Algy Barford unbuttoned his coat as he said these last words, took a long breath, and seemed immensely relieved, though he still looked anxiously towards his friend.
"An enclosure for me?" said Lord Caterham, turning deadly white; "no further trouble--no further misery for--"
"On my honour, Caterham, I don't know what it is," said Algy Barford; "he doesn't hint it in his letter to me. He simply says, 'Let the enclosed be given to Caterham, and given by your own hand.' He underlines that last sentence; and so I brought it on.

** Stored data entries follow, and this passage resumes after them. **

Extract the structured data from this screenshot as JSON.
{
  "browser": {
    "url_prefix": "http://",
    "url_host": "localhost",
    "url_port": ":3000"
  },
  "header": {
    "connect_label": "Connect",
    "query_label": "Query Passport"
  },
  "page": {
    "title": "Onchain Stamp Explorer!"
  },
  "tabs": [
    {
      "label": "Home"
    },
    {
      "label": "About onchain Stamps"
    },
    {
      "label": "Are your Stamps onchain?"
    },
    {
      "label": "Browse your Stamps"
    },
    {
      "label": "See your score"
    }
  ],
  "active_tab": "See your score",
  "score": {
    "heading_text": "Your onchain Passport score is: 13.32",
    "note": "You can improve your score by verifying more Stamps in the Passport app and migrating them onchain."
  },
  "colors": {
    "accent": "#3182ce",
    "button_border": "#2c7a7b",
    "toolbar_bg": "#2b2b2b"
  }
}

I'm a bungling jackass, or I should have found means to explain it myself, by Jove! But as you have helped me, so much the better."
"Have you it with you?"
"O yes; brought it on purpose," said Algy, rising and taking his coat from a chair, and his hat from the head of Pallas Athené; "here it is. I don't suppose anything from poor Lionel can be very brilliant just now; but still, I know nothing. Goodby, Caterham, old fellow; can't help me to a servant-man, eh? See you next week; meantime,--and this earnest, old boy,--if there's anything I can do to help Lionel in any shape, you'll let me know, won't you, old fellow?"
And Algy Barford handed Lord Caterham the letter, kissed his hand, and departed in his usual airy, cheery fashion.
That night Lord Caterham did not appear at the dinner-table; and his servant, on being asked, said that his master "had been more than usual queer-like," and had gone to bed very early.